Başvuru sahibi İ, 25.11.2011 tarihinde X Sigortaya ait araçla karşılıklı olarak kazaya karıştıklarını ve aralarında anlaşmalı tutanak tanzim ettiklerini, sigorta şirketinin yönlendirmesi ile prosedürü tamamlayıp aracın onarımını gerçekleştirdiğini, tüm evrakları gönderip şirketin de onayını almalarına rağmen bir türlü hasar meblağının ödenmediğini belirterek mağduriyetinin giderilmesini ve 2.382-TL’nin gecikme faizi ile ödenmesini gerektiğini” iddia etmektedir.

Gerekçeli Karar ve Hukuki Dayanak

Uyuşmazlığa konu başvuru sahibi İ ve X Sigorta AŞ’nin iddia ve savunmaları ile dosyaya ibraz ettikleri bilgi ve belgeler incelenmiştir.
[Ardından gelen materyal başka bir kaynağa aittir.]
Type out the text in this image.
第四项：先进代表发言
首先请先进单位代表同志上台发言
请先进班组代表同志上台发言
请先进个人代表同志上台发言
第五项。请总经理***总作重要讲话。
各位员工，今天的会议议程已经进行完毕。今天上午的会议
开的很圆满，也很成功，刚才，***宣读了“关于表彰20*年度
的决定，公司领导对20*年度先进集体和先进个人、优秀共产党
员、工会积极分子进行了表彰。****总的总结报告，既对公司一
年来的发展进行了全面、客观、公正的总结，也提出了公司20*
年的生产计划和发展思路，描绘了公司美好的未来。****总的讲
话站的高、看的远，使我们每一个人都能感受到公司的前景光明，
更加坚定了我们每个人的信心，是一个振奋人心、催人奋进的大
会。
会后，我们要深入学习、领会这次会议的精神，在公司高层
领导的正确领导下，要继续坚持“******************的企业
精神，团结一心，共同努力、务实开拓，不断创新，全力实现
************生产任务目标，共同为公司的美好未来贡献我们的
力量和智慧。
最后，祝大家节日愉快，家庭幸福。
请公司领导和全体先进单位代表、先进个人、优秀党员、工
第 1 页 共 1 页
Mevcut bilgi ve belgelerin uyuşmazlığın çözümünde yeterli olduğu görülmekle, dosya üzerinden yapılan inceleme sonucunda taraflardan ek belge ya da bilgi istenmeden ve başkaca bir talepte bulunulmadan, Başbakanlık Hazine Müsteşarlığının 21.01.2009 tarih, 27117 Sayılı, “Sigorta Tahkim Usulü Ve Sigorta Hakemlerine İlişkin Tebliğ”in 7,a maddesine uygun olarak, tarafıma tevdi edilen evrak üzerinden dosya karara bağlanmıştır.
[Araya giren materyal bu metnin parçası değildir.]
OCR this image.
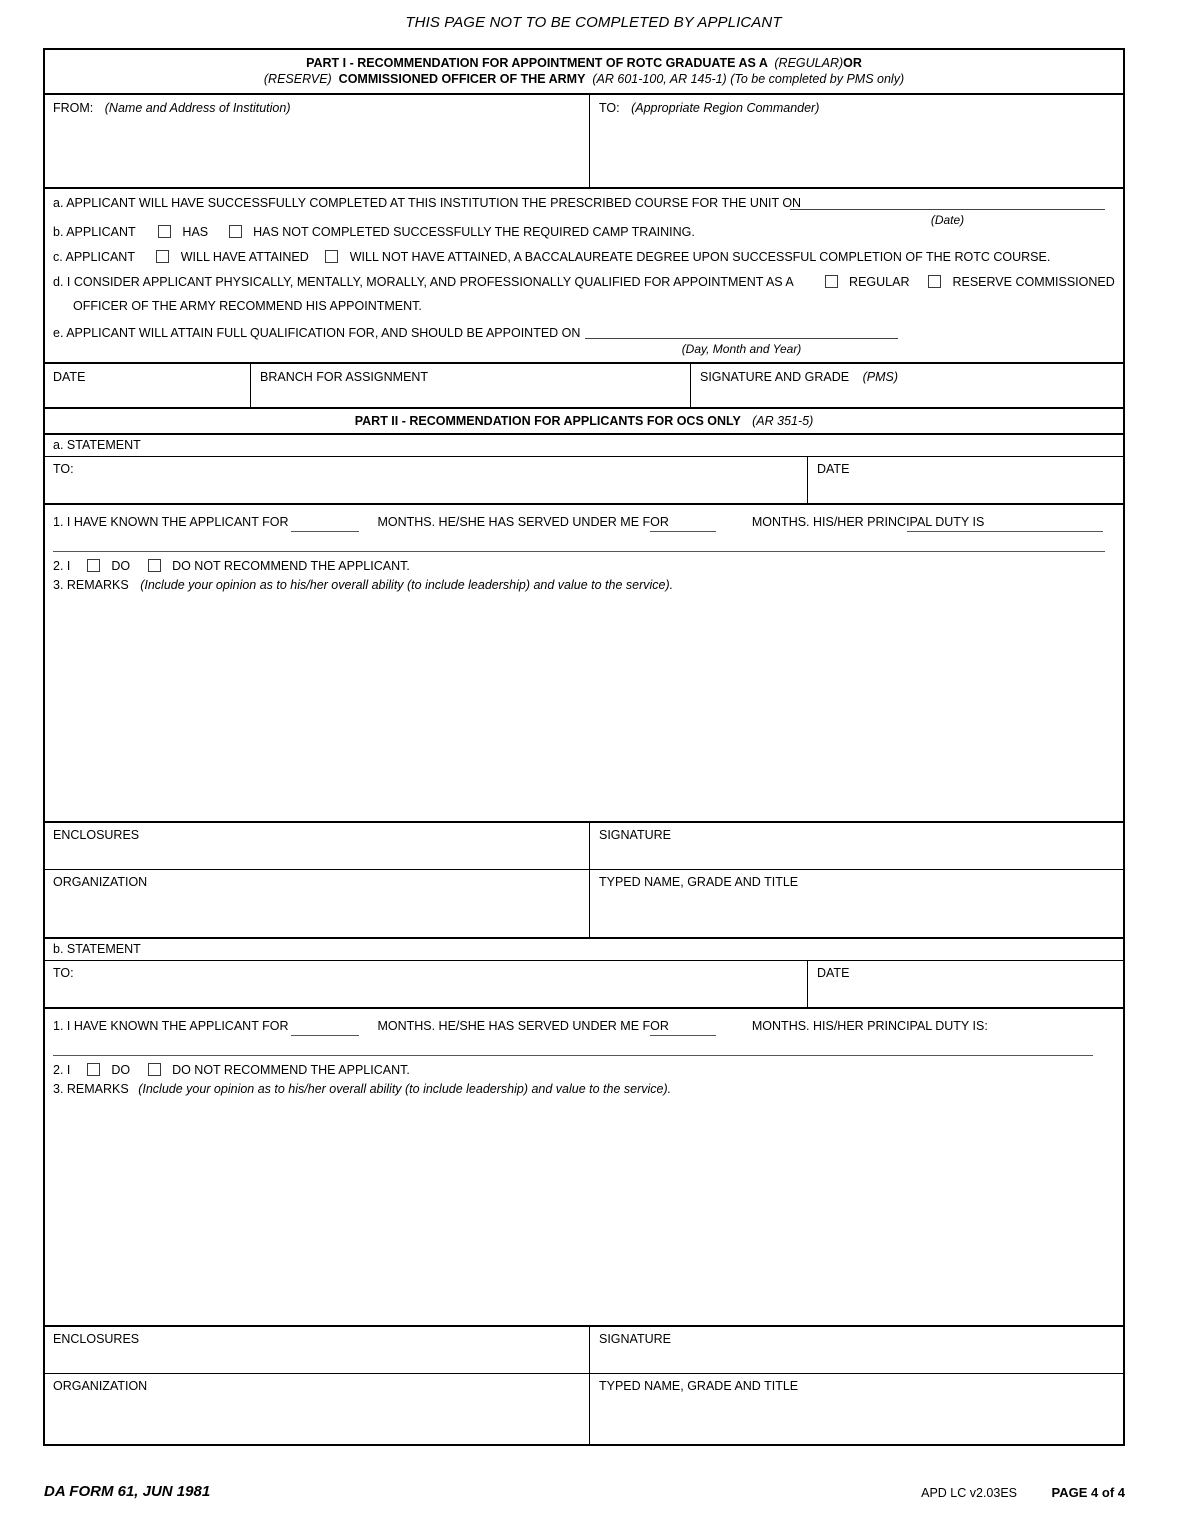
THIS PAGE NOT TO BE COMPLETED BY APPLICANT
PART I - RECOMMENDATION FOR APPOINTMENT OF ROTC GRADUATE AS A (REGULAR)OR
(RESERVE) COMMISSIONED OFFICER OF THE ARMY (AR 601-100, AR 145-1) (To be completed by PMS only)
FROM: (Name and Address of Institution)	TO: (Appropriate Region Commander)
a. APPLICANT WILL HAVE SUCCESSFULLY COMPLETED AT THIS INSTITUTION THE PRESCRIBED COURSE FOR THE UNIT ON
(Date)
b. APPLICANT	HAS	HAS NOT COMPLETED SUCCESSFULLY THE REQUIRED CAMP TRAINING.
c. APPLICANT	WILL HAVE ATTAINED	WILL NOT HAVE ATTAINED, A BACCALAUREATE DEGREE UPON SUCCESSFUL COMPLETION OF THE ROTC COURSE.
d. I CONSIDER APPLICANT PHYSICALLY, MENTALLY, MORALLY, AND PROFESSIONALLY QUALIFIED FOR APPOINTMENT AS A	REGULAR	RESERVE COMMISSIONED
OFFICER OF THE ARMY RECOMMEND HIS APPOINTMENT.
e. APPLICANT WILL ATTAIN FULL QUALIFICATION FOR, AND SHOULD BE APPOINTED ON
(Day, Month and Year)
DATE	BRANCH FOR ASSIGNMENT	SIGNATURE AND GRADE (PMS)
PART II - RECOMMENDATION FOR APPLICANTS FOR OCS ONLY (AR 351-5)
a. STATEMENT
TO:	DATE
1. I HAVE KNOWN THE APPLICANT FOR	MONTHS. HE/SHE HAS SERVED UNDER ME FOR	MONTHS. HIS/HER PRINCIPAL DUTY IS
2. I	DO	DO NOT RECOMMEND THE APPLICANT.
3. REMARKS (Include your opinion as to his/her overall ability (to include leadership) and value to the service).
ENCLOSURES	SIGNATURE
ORGANIZATION	TYPED NAME, GRADE AND TITLE
b. STATEMENT
TO:	DATE
1. I HAVE KNOWN THE APPLICANT FOR	MONTHS. HE/SHE HAS SERVED UNDER ME FOR	MONTHS. HIS/HER PRINCIPAL DUTY IS:
2. I	DO	DO NOT RECOMMEND THE APPLICANT.
3. REMARKS (Include your opinion as to his/her overall ability (to include leadership) and value to the service).
ENCLOSURES	SIGNATURE
ORGANIZATION	TYPED NAME, GRADE AND TITLE
DA FORM 61, JUN 1981	APD LC v2.03ES	PAGE 4 of 4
Dosyanın incelenmesi sonucunda, taraflar arasında; başvuru sahibi İ’a ait 46 J plakalı araçla 25.11.2011 tarihinde maddi hasarlı trafik kazasına karışan 46 D plakalı aracın X Sigorta AŞ’nce 15.03.2011-15.03.2012 vadeli poliçe ile trafik sigortası güvencesi altında olduğu görülmüştür. Zaten kaza tarihi, kazanın varlığı, kusur durumu ya da poliçe hakkında taraflar arasında bir husumetin de mevcut olmadığı anlaşılmaktadır. Başvuru sahibi kaza nedeniyle aracında oluştuğunu iddia ettiği 2.382-TL’lik zararı talep ederken, sigorta şirketi, kaza anında tanzim edilen tutanakta imzası bulunan kişilerin diğer belgelerdeki imzalarının birbiri ile uyuşmadığından hareketle hasarın teminat dışı bırakılması gerektiğini savunmaktadır.
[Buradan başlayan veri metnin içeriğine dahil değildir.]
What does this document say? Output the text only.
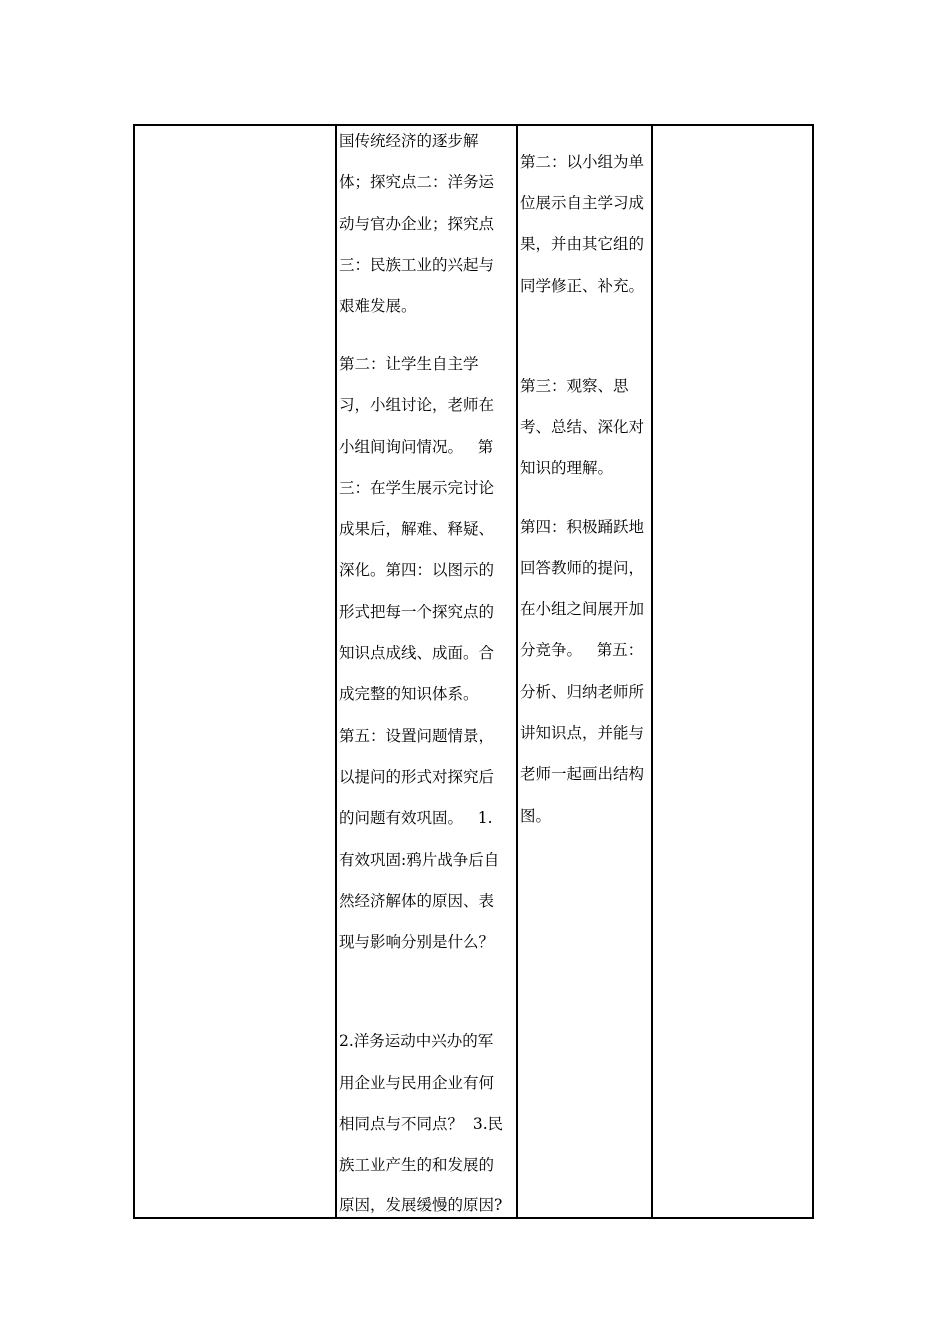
国传统经济的逐步解
体；探究点二：洋务运
动与官办企业；探究点
三：民族工业的兴起与
艰难发展。
第二：让学生自主学
习，小组讨论，老师在
小组间询问情况。   第
三：在学生展示完讨论
成果后，解难、释疑、
深化。第四：以图示的
形式把每一个探究点的
知识点成线、成面。合
成完整的知识体系。
第五：设置问题情景，
以提问的形式对探究后
的问题有效巩固。   1.
有效巩固:鸦片战争后自
然经济解体的原因、表
现与影响分别是什么？
2.洋务运动中兴办的军
用企业与民用企业有何
相同点与不同点？  3.民
族工业产生的和发展的
原因，发展缓慢的原因?
第二：以小组为单
位展示自主学习成
果，并由其它组的
同学修正、补充。
第三：观察、思
考、总结、深化对
知识的理解。
第四：积极踊跃地
回答教师的提问，
在小组之间展开加
分竞争。   第五：
分析、归纳老师所
讲知识点，并能与
老师一起画出结构
图。
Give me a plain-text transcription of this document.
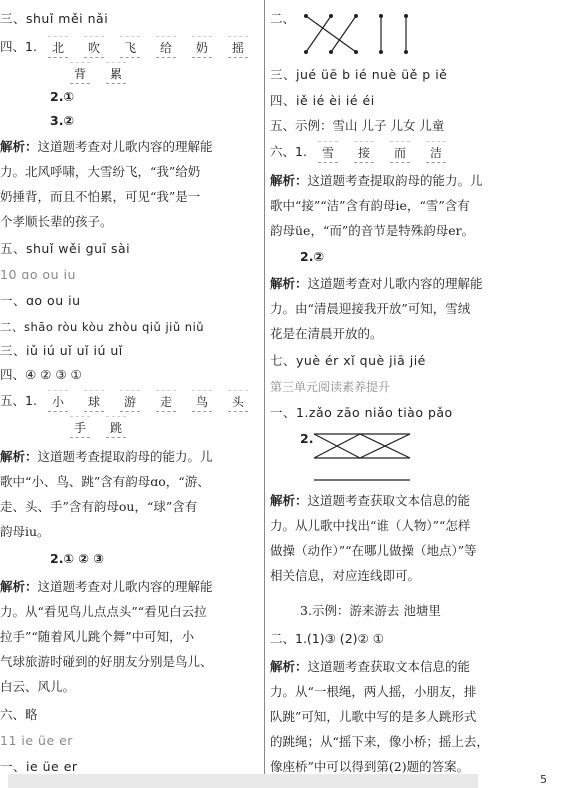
三、shuǐ měi nǎi
四、1.	北	吹	飞	给	奶	摇
背	累
2.①
3.②
解析：这道题考查对儿歌内容的理解能
力。北风呼啸，大雪纷飞，“我”给奶
奶捶背，而且不怕累，可见“我”是一
个孝顺长辈的孩子。
五、shuǐ wěi guī sài
10 ɑo ou iu
一、ɑo ou iu
二、shāo ròu kòu zhòu qiǔ jiǔ niǔ
三、iǔ iú uǐ uǐ iú uǐ
四、④ ② ③ ①
五、1.	小	球	游	走	鸟	头
手	跳
解析：这道题考查提取韵母的能力。儿
歌中“小、鸟、跳”含有韵母ɑo，“游、
走、头、手”含有韵母ou，“球”含有
韵母iu。
2.① ② ③
解析：这道题考查对儿歌内容的理解能
力。从“看见鸟儿点点头”“看见白云拉
拉手”“随着风儿跳个舞”中可知，小
气球旅游时碰到的好朋友分别是鸟儿、
白云、风儿。
六、略
11 ie üe er
一、ie üe er
二、
三、jué üē b ié nuè üě p iě
四、iě ié èi ié éi
五、示例：雪山 儿子 儿女 儿童
六、1.	雪	接	而	洁
解析：这道题考查提取韵母的能力。儿
歌中“接”“洁”含有韵母ie，“雪”含有
韵母üe，“而”的音节是特殊韵母er。
2.②
解析：这道题考查对儿歌内容的理解能
力。由“清晨迎接我开放”可知，雪绒
花是在清晨开放的。
七、yuè ér xǐ què jiā jié
第三单元阅读素养提升
一、1.zǎo zāo niǎo tiào pǎo
2.
解析：这道题考查获取文本信息的能
力。从儿歌中找出“谁（人物）”“怎样
做操（动作）”“在哪儿做操（地点）”等
相关信息，对应连线即可。
3.示例：游来游去 池塘里
二、1.(1)③ (2)② ①
解析：这道题考查获取文本信息的能
力。从“一根绳，两人摇，小朋友，排
队跳”可知，儿歌中写的是多人跳形式
的跳绳；从“摇下来，像小桥；摇上去，
像座桥”中可以得到第(2)题的答案。
5
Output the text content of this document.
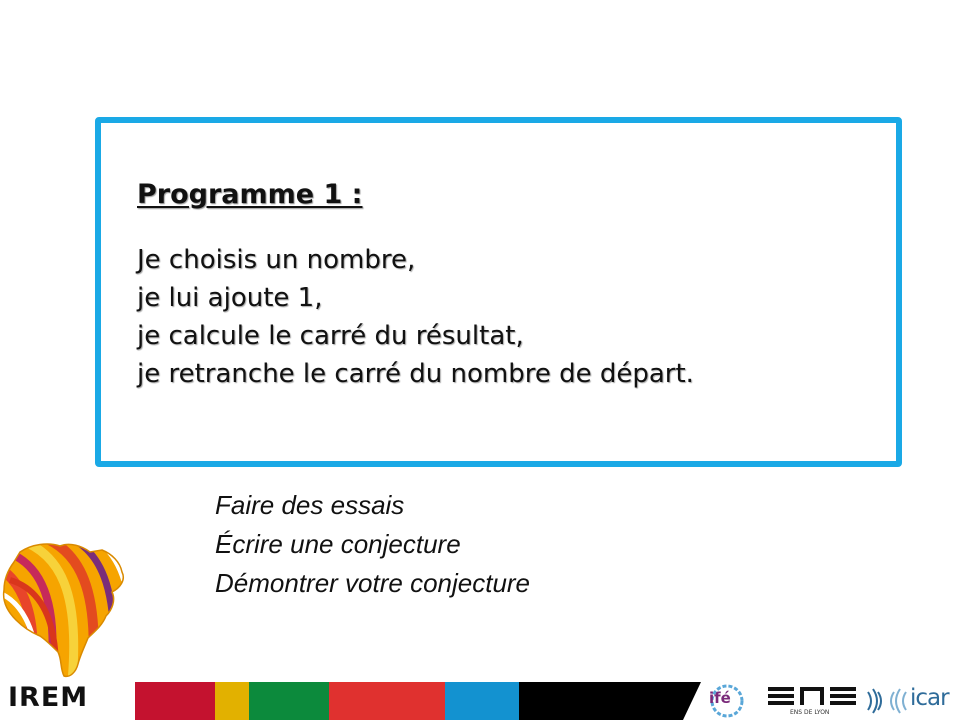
Programme 1 :
Je choisis un nombre,
je lui ajoute 1,
je calcule le carré du résultat,
je retranche le carré du nombre de départ.
Faire des essais
Écrire une conjecture
Démontrer votre conjecture
IREM	ifé
ENS DE LYON
icar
İddia ve savunmalar doğrultusunda dosyada bulunan evraklar incelenmiştir. Tarafların kendi aralarında düzenledikleri Maddi Hasarlı Trafik Kazası Tespit Tutanağı incelendiğinde, işbu tutanağın sürücüler A ve M tarafından imza altına alınması gerektiği görülmüştür. Başvuru sahibince, sigorta şirketine hitaben yazılmış 07.02.2012 tarihli dilekçede, A’ın da imzası

(23)

21

olduğu görülerek, işbu imza ile tutanakta A adı altındaki imzalar karşılaştırılmış ve gerçekten de benzerlik olmadığı fark edilmiştir. Sigortalı araç sürücüsü M’a ait tutanak imzası ile dosyada mevcut banka dekontu ve kimlik fotokopisi altına yazılan beyan dilekçesindeki imzalar arasında ise –A imzalarında görüldüğü üzere- bariz bir farka rastlanmamıştır.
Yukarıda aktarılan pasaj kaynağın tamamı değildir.